Enhanced osteogenesis of multilayered pore-closed microsphere-immobilized hydroxyapatite scaffold via sequential delivery of osteogenic growth peptide and BMP-2

Abstract

Since many complex physiological processes are controlled by multiple biomolecules, comprehensive regulation of bone tissue regeneration may be more effectively achieved by administering more than one type of biofactor. Thus, we propose a novel bone tissue engineering scaffold incorporating a multiple peptide-based drug delivery vehicle for accelerated bone regeneration. Pore-closed poly(lactic-co-glycolic acid) (PLGA) microspheres with a surface structure of multilayer polyelectrolytes ((Ha-Cs)₂-Hep-BMP-2-Hep-(Cs-Ha)₂) were prepared as multi-barrier microcarriers for osteogenic growth peptide (OGP). In addition, BMP-2 loading was achieved via a pore-closing process and layer-by-layer (LbL) assembly technique, followed by immobilization on the surface of a highly interconnected porous hydroxyapatite (HA) scaffold. On the basis of such a construction, sequential delivery of OGP and BMP-2 occurred in a coordinated manner through an orchestrated sequence of spatial changes, targeting different bone healing stages. The in vitro studies showed that OGP release was minimal (<11.7%) in the first 15 d but accelerated remarkably thereafter, while at least 56.3% of BMP-2 payload was released at this time and subsequent release was only marginal. In addition, scaffolds carrying dual-biofactor exhibited a stronger ability to induce bone marrow mesenchymal stem cell (BMSC) differentiation toward osteoblasts than those incorporating OGP or BMP-2 alone and factor-free scaffolds in terms of alkaline phosphatase (ALP) activity and osteogenic gene and protein (Runx2, COL I, and OCN) expression.

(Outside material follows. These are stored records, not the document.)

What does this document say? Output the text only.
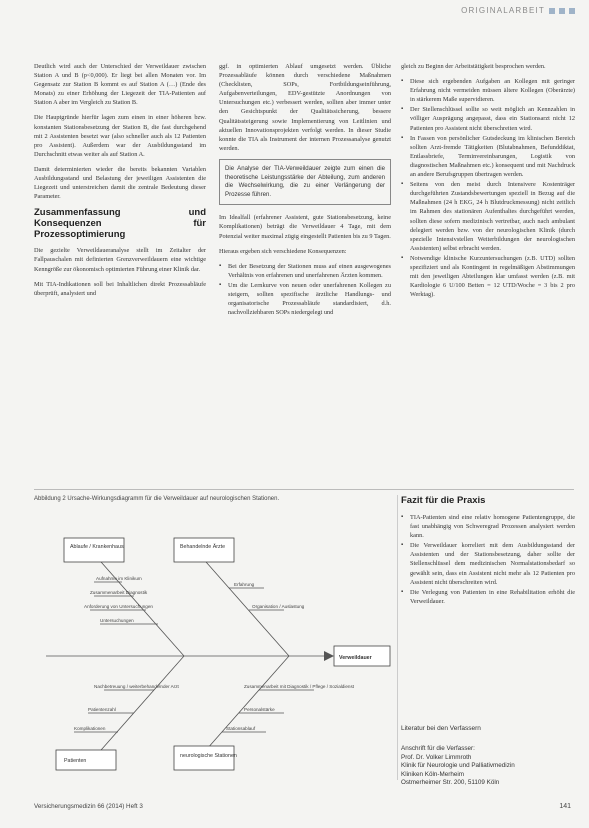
ORIGINALARBEIT

Deutlich wird auch der Unterschied der Verweildauer zwischen Station A und B (p<0,000). Er liegt bei allen Monaten vor. Im Gegensatz zur Station B kommt es auf Station A (…) (Ende des Monats) zu einer Erhöhung der Liegezeit der TIA-Patienten auf Station A aber im Vergleich zu Station B.

Die Hauptgründe hierfür lagen zum einen in einer höheren bzw. konstanten Stationsbesetzung der Station B, die fast durchgehend mit 2 Assistenten besetzt war (also schneller auch als 12 Patienten pro Assistent). Außerdem war der Ausbildungsstand im Durchschnitt etwas weiter als auf Station A.

Damit determinierten wieder die bereits bekannten Variablen Ausbildungsstand und Belastung der jeweiligen Assistenten die Liegezeit und unterstreichen damit die zentrale Bedeutung dieser Parameter.

Zusammenfassung und Konsequenzen für Prozessoptimierung

Die gezielte Verweildaueranalyse stellt im Zeitalter der Fallpauschalen mit definierten Grenzverweildauern eine wichtige Kenngröße zur ökonomisch optimierten Führung einer Klinik dar.

Mit TIA-Indikationen soll bei Inhaltlichen direkt Prozessabläufe überprüft, analysiert und

ggf. in optimierten Ablauf umgesetzt werden. Übliche Prozessabläufe können durch verschiedene Maßnahmen (Checklisten, SOPs, Fortbildungseinführung, Aufgabenverteilungen, EDV-gestützte Anordnungen von Untersuchungen etc.) verbessert werden, sollten aber immer unter den Gesichtspunkt der Qualitätssicherung, bessere Qualitätssteigerung sowie Implementierung von Leitlinien und aktuellen Innovationsprojekten verfolgt werden. In dieser Studie konnte die TIA als Instrument der internen Prozessanalyse genutzt werden.

Die Analyse der TIA-Verweildauer zeigte zum einen die theoretische Leistungsstärke der Abteilung, zum anderen die Wechselwirkung, die zu einer Verlängerung der Prozesse führen.

Im Idealfall (erfahrener Assistent, gute Stationsbesetzung, keine Komplikationen) beträgt die Verweildauer 4 Tage, mit dem Potenzial weiter maximal zügig eingestellt Patienten bis zu 9 Tagen.

Hieraus ergeben sich verschiedene Konsequenzen:

▪ Bei der Besetzung der Stationen muss auf einen ausgewogenes Verhältnis von erfahrenen und unerfahrenen Ärzten kommen.
▪ Um die Lernkurve von neuen oder unerfahrenen Kollegen zu steigern, sollten spezifische ärztliche Handlungs- und organisatorische Prozessabläufe standardisiert, d.h. nachvollziehbaren SOPs niedergelegt und

gleich zu Beginn der Arbeitstätigkeit besprochen werden.

▪ Diese sich ergebenden Aufgaben an Kollegen mit geringer Erfahrung nicht vermeiden müssen ältere Kollegen (Oberärzte) in stärkerem Maße supervidieren.
▪ Der Stellenschlüssel sollte so weit möglich an Kennzahlen in völliger Ausprägung angepasst, dass ein Stationsarzt nicht 12 Patienten pro Assistent nicht überschreiten wird.
▪ In Fassen von persönlicher Gutsdeckung im klinischen Bereich sollten Arzt-fremde Tätigkeiten (Blutabnahmen, Befunddiktat, Entlassbriefe, Terminvereinbarungen, Logistik von diagnostischen Maßnahmen etc.) konsequent und mit Nachdruck an andere Berufsgruppen übertragen werden.
▪ Seitens von den meist durch Intensivere Kostenträger durchgeführten Zustandsbewertungen speziell in Bezug auf die Maßnahmen (24 h EKG, 24 h Blutdruckmessung) nicht zeitlich im Rahmen des stationären Aufenthaltes durchgeführt werden, sollten diese sofern medizinisch vertretbar, auch nach ambulant delegiert werden bzw. von der neurologischen Klinik (durch spezielle Intensivstellen Weiterbildungen der neurologischen Assistenten) selbst erbracht werden.
▪ Notwendige klinische Kurzuntersuchungen (z.B. UTD) sollten spezifiziert und als Kontingent in regelmäßigen Abstimmungen mit den jeweiligen Abteilungen klar umfasst werden (z.B. mit Kardiologie 6 U/100 Betten = 12 UTD/Woche = 3 bis 2 pro Werktag).
Abbildung 2 Ursache-Wirkungsdiagramm für die Verweildauer auf neurologischen Stationen.
Ablaufe / Krankenhaus	Behandelnde Ärzte
Patienten
neurologische Stationen
Verweildauer
Aufnahme im Klinikum
Zusammenarbeit Diagnostik
Anforderung von Untersuchungen
Untersuchungen
Erfahrung
Organisation / Auslastung
Nachbetreuung / weiterbehandelnder Arzt
Patientenzahl
Komplikationen
Zusammenarbeit mit Diagnostik / Pflege / Sozialdienst
Personalstärke
Stationsablauf
Fazit für die Praxis
▪ TIA-Patienten sind eine relativ homogene Patientengruppe, die fast unabhängig von Schweregrad Prozessen analysiert werden kann.
▪ Die Verweildauer korreliert mit dem Ausbildungsstand der Assistenten und der Stationsbesetzung, daher sollte der Stellenschlüssel dem medizinischen Normalstationsbedarf so gewählt sein, dass ein Assistent nicht mehr als 12 Patienten pro Assistent nicht überschreiten wird.
▪ Die Verlegung von Patienten in eine Rehabilitation erhöht die Verweildauer.
Literatur bei den Verfassern
Anschrift für die Verfasser:
Prof. Dr. Volker Limmroth
Klinik für Neurologie und Palliativmedizin
Kliniken Köln-Merheim
Ostmerheimer Str. 200, 51109 Köln
Versicherungsmedizin 66 (2014) Heft 3	141
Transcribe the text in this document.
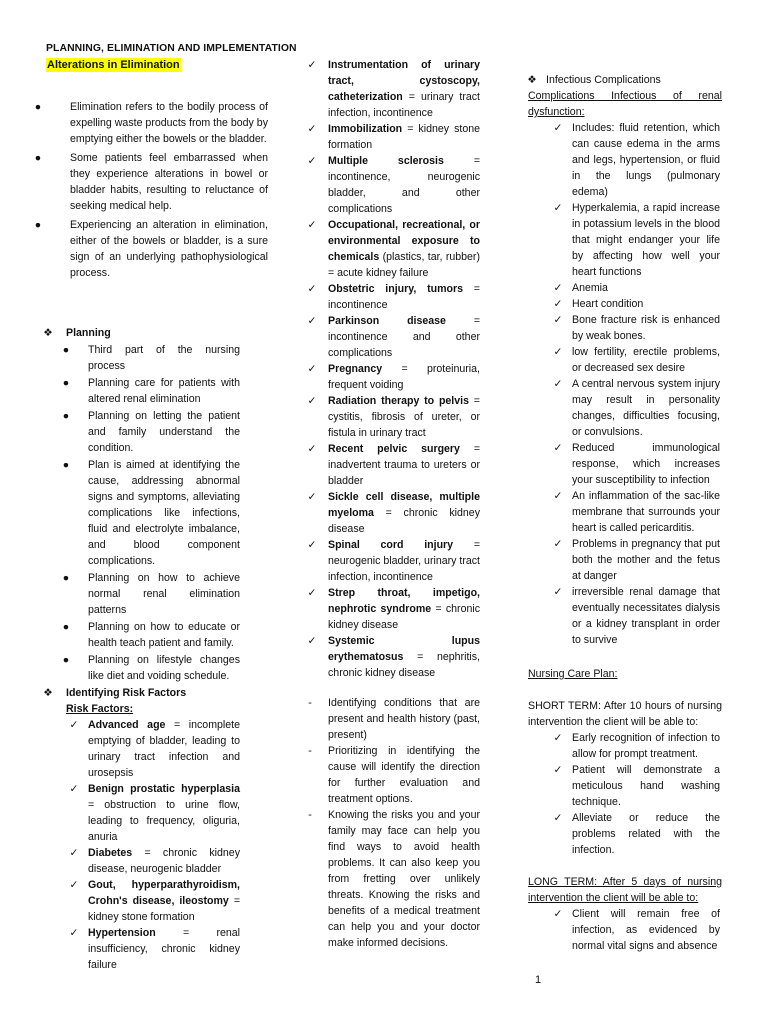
PLANNING, ELIMINATION AND IMPLEMENTATION
Alterations in Elimination
●	Elimination refers to the bodily process of expelling waste products from the body by emptying either the bowels or the bladder.

●	Some patients feel embarrassed when they experience alterations in bowel or bladder habits, resulting to reluctance of seeking medical help.

●	Experiencing an alteration in elimination, either of the bowels or bladder, is a sure sign of an underlying pathophysiological process.

❖	Planning
●	Third part of the nursing process

●	Planning care for patients with altered renal elimination

●	Planning on letting the patient and family understand the condition.

●	Plan is aimed at identifying the cause, addressing abnormal signs and symptoms, alleviating complications like infections, fluid and electrolyte imbalance, and blood component complications.

●	Planning on how to achieve normal renal elimination patterns

●	Planning on how to educate or health teach patient and family.

●	Planning on lifestyle changes like diet and voiding schedule.

❖	Identifying Risk Factors
Risk Factors:
✓ Advanced age = incomplete emptying of bladder, leading to urinary tract infection and urosepsis

✓ Benign prostatic hyperplasia = obstruction to urine flow, leading to frequency, oliguria, anuria

✓ Diabetes = chronic kidney disease, neurogenic bladder

✓ Gout, hyperparathyroidism, Crohn's disease, ileostomy = kidney stone formation

✓ Hypertension	= renal insufficiency, chronic kidney failure

✓	Instrumentation of urinary tract, cystoscopy, catheterization = urinary tract infection, incontinence

✓	Immobilization = kidney stone formation

✓	Multiple sclerosis	= incontinence, neurogenic bladder, and other complications

✓	Occupational, recreational, or environmental exposure to chemicals (plastics, tar, rubber) = acute kidney failure

✓	Obstetric injury, tumors = incontinence

✓	Parkinson disease	= incontinence and other complications

✓	Pregnancy = proteinuria, frequent voiding

✓	Radiation therapy to pelvis = cystitis, fibrosis of ureter, or fistula in urinary tract

✓	Recent pelvic surgery = inadvertent trauma to ureters or bladder

✓	Sickle cell disease, multiple myeloma = chronic kidney disease

✓	Spinal cord injury = neurogenic bladder, urinary tract infection, incontinence

✓	Strep throat, impetigo, nephrotic syndrome = chronic kidney disease

✓	Systemic lupus erythematosus = nephritis, chronic kidney disease

-	Identifying conditions that are present and health history (past, present)

-	Prioritizing in identifying the cause will identify the direction for further evaluation and treatment options.

-	Knowing the risks you and your family may face can help you find ways to avoid health problems. It can also keep you from fretting over unlikely threats. Knowing the risks and benefits of a medical treatment can help you and your doctor make informed decisions.

❖ Infectious Complications

Complications Infectious of renal dysfunction:

✓ Includes: fluid retention, which can cause edema in the arms and legs, hypertension, or fluid in the lungs (pulmonary edema)

✓ Hyperkalemia, a rapid increase in potassium levels in the blood that might endanger your life by affecting how well your heart functions

✓ Anemia

✓ Heart condition

✓ Bone fracture risk is enhanced by weak bones.

✓ low fertility, erectile problems, or decreased sex desire

✓ A central nervous system injury may result in personality changes, difficulties focusing, or convulsions.

✓ Reduced immunological response, which increases your susceptibility to infection

✓ An inflammation of the sac-like membrane that surrounds your heart is called pericarditis.

✓ Problems in pregnancy that put both the mother and the fetus at danger

✓ irreversible renal damage that eventually necessitates dialysis or a kidney transplant in order to survive

Nursing Care Plan:

SHORT TERM: After 10 hours of nursing intervention the client will be able to:

✓ Early recognition of infection to allow for prompt treatment.

✓ Patient will demonstrate a meticulous hand washing technique.

✓ Alleviate or reduce the problems related with the infection.

LONG TERM: After 5 days of nursing intervention the client will be able to:

✓ Client will remain free of infection, as evidenced by normal vital signs and absence

1
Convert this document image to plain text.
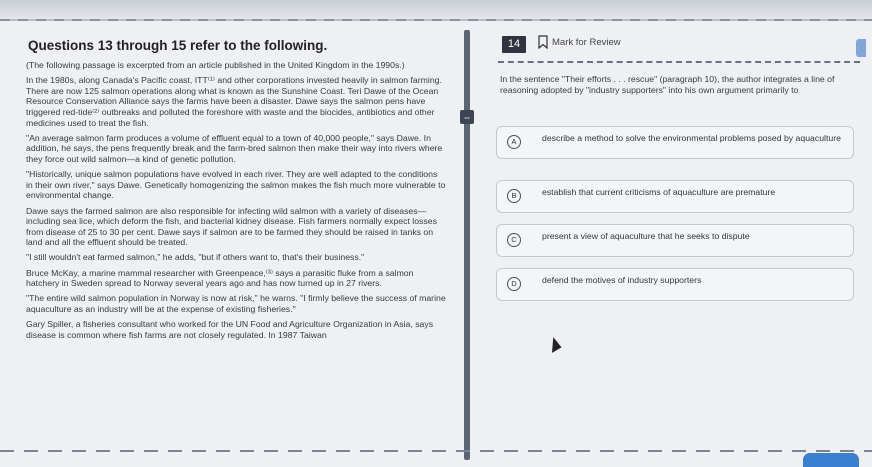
Questions 13 through 15 refer to the following.

(The following passage is excerpted from an article published in the United Kingdom in the 1990s.)

In the 1980s, along Canada's Pacific coast, ITT⁽¹⁾ and other corporations invested heavily in salmon farming. There are now 125 salmon operations along what is known as the Sunshine Coast. Teri Dawe of the Ocean Resource Conservation Alliance says the farms have been a disaster. Dawe says the salmon pens have triggered red-tide⁽²⁾ outbreaks and polluted the foreshore with waste and the biocides, antibiotics and other medicines used to treat the fish.

"An average salmon farm produces a volume of effluent equal to a town of 40,000 people," says Dawe. In addition, he says, the pens frequently break and the farm-bred salmon then make their way into rivers where they force out wild salmon—a kind of genetic pollution.

"Historically, unique salmon populations have evolved in each river. They are well adapted to the conditions in their own river," says Dawe. Genetically homogenizing the salmon makes the fish much more vulnerable to environmental change.

Dawe says the farmed salmon are also responsible for infecting wild salmon with a variety of diseases—including sea lice, which deform the fish, and bacterial kidney disease. Fish farmers normally expect losses from disease of 25 to 30 per cent. Dawe says if salmon are to be farmed they should be raised in tanks on land and all the effluent should be treated.

"I still wouldn't eat farmed salmon," he adds, "but if others want to, that's their business."

Bruce McKay, a marine mammal researcher with Greenpeace,⁽³⁾ says a parasitic fluke from a salmon hatchery in Sweden spread to Norway several years ago and has now turned up in 27 rivers.

"The entire wild salmon population in Norway is now at risk," he warns. "I firmly believe the success of marine aquaculture as an industry will be at the expense of existing fisheries."

Gary Spiller, a fisheries consultant who worked for the UN Food and Agriculture Organization in Asia, says disease is common where fish farms are not closely regulated. In 1987 Taiwan

⇔
14	Mark for Review
In the sentence "Their efforts . . . rescue" (paragraph 10), the author integrates a line of reasoning adopted by "industry supporters" into his own argument primarily to
A	describe a method to solve the environmental problems posed by aquaculture
B	establish that current criticisms of aquaculture are premature
C	present a view of aquaculture that he seeks to dispute
D	defend the motives of industry supporters
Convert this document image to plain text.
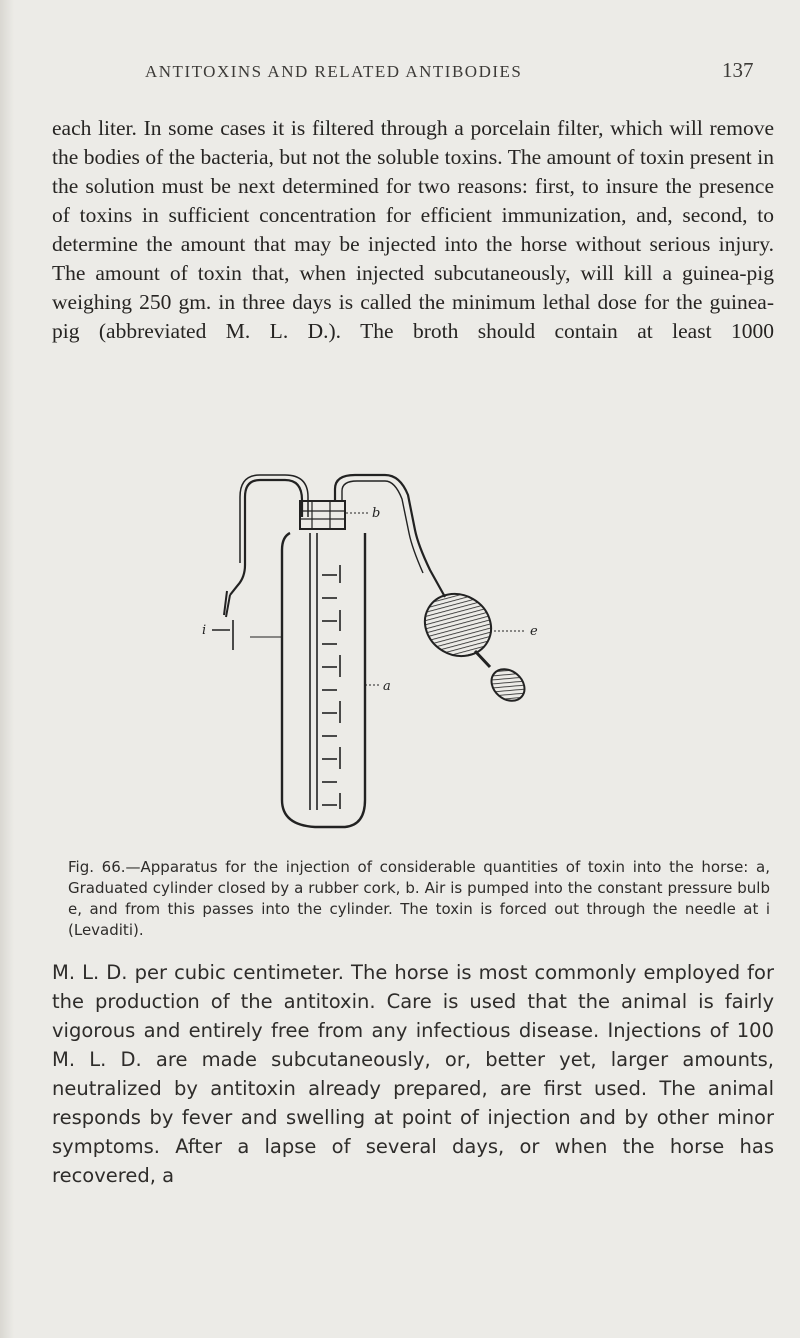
ANTITOXINS AND RELATED ANTIBODIES	137

each liter. In some cases it is filtered through a porcelain filter, which will remove the bodies of the bacteria, but not the soluble toxins. The amount of toxin present in the solution must be next determined for two reasons: first, to insure the presence of toxins in sufficient concentration for efficient immunization, and, second, to determine the amount that may be injected into the horse without serious injury. The amount of toxin that, when injected subcutaneously, will kill a guinea-pig weighing 250 gm. in three days is called the minimum lethal dose for the guinea-pig (abbreviated M. L. D.). The broth should contain at least 1000

b
e
a
i

Fig. 66.—Apparatus for the injection of considerable quantities of toxin into the horse: a, Graduated cylinder closed by a rubber cork, b. Air is pumped into the constant pressure bulb e, and from this passes into the cylinder. The toxin is forced out through the needle at i (Levaditi).

M. L. D. per cubic centimeter. The horse is most commonly employed for the production of the antitoxin. Care is used that the animal is fairly vigorous and entirely free from any infectious disease. Injections of 100 M. L. D. are made subcutaneously, or, better yet, larger amounts, neutralized by antitoxin already prepared, are first used. The animal responds by fever and swelling at point of injection and by other minor symptoms. After a lapse of several days, or when the horse has recovered, a
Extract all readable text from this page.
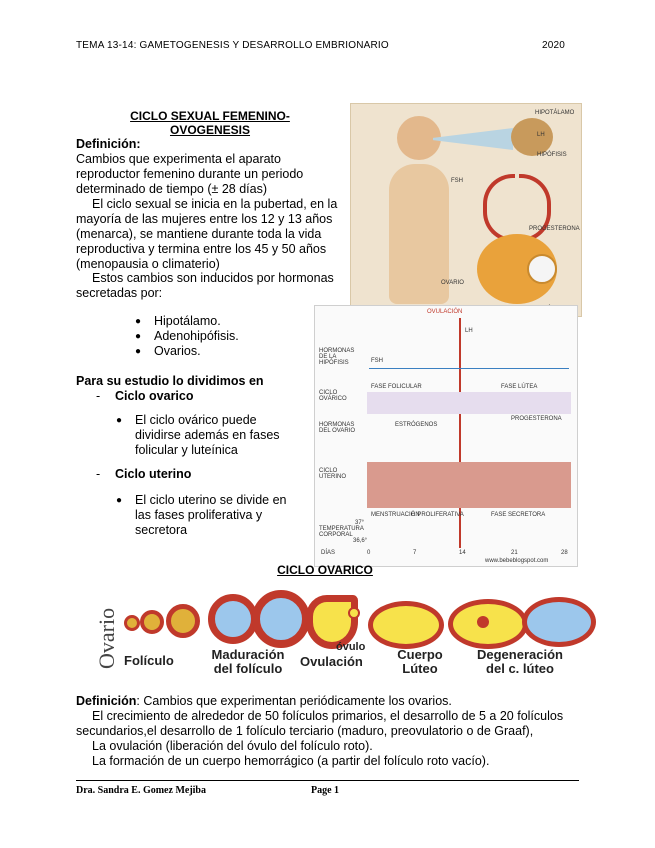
TEMA 13-14: GAMETOGENESIS Y DESARROLLO EMBRIONARIO	2020
CICLO SEXUAL FEMENINO- OVOGENESIS
Definición:
Cambios que experimenta el aparato reproductor femenino durante un periodo determinado de tiempo (± 28 días)
El ciclo sexual se inicia en la pubertad, en la mayoría de las mujeres entre los 12 y 13 años (menarca), se mantiene durante toda la vida reproductiva y termina entre los 45 y 50 años (menopausia o climaterio)
Estos cambios son inducidos por hormonas secretadas por:
● Hipotálamo.
● Adenohipófisis.
● Ovarios.
Para su estudio lo dividimos en
- Ciclo ovarico
● El ciclo ovárico puede dividirse además en fases folicular y luteínica
- Ciclo uterino
● El ciclo uterino se divide en las fases proliferativa y secretora
HIPOTÁLAMO
LH
HIPÓFISIS
FSH
PROGESTERONA
OVARIO
OVULACIÓN
HORMONAS DE LA HIPÓFISIS	FSH
LH
CICLO OVÁRICO
FASE FOLICULAR	FASE LÚTEA
HORMONAS DEL OVARIO
ESTRÓGENOS
PROGESTERONA
CICLO UTERINO
MENSTRUACIÓN
F. PROLIFERATIVA	FASE SECRETORA
TEMPERATURA CORPORAL
37°
36,6°
DÍAS	0	7	14	21	28
www.bebeblogspot.com
CICLO OVARICO
Ovario Folículo	Maduración del folículo
óvulo
Ovulación	Cuerpo Lúteo
Degeneración del c. lúteo
Definición: Cambios que experimentan periódicamente los ovarios.
El crecimiento de alrededor de 50 folículos primarios, el desarrollo de 5 a 20 folículos secundarios,el desarrollo de 1 folículo terciario (maduro, preovulatorio o de Graaf),
La ovulación (liberación del óvulo del folículo roto).
La formación de un cuerpo hemorrágico (a partir del folículo roto vacío).
Dra. Sandra E. Gomez Mejiba	Page 1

The results of in vitro cell culturing demonstrated the roles of BMP-2 in osteogenic differentiation early as well as the effect of OGP on accelerated proliferation and maturation of osteoblast precursors at a later stage. Further in vivo osteogenesis studies also revealed that the dual biofactor-loaded scaffold manifested the best repair efficacy due to a potential synergistic effect of BMP-2 and OGP. Collectively, our findings suggested that such a dual delivery system may provide a therapeutic strategy sequentially targeting multiple events or mechanisms during bone healing and was proved to be a promising therapeutic scaffold for future use in bone tissue regeneration.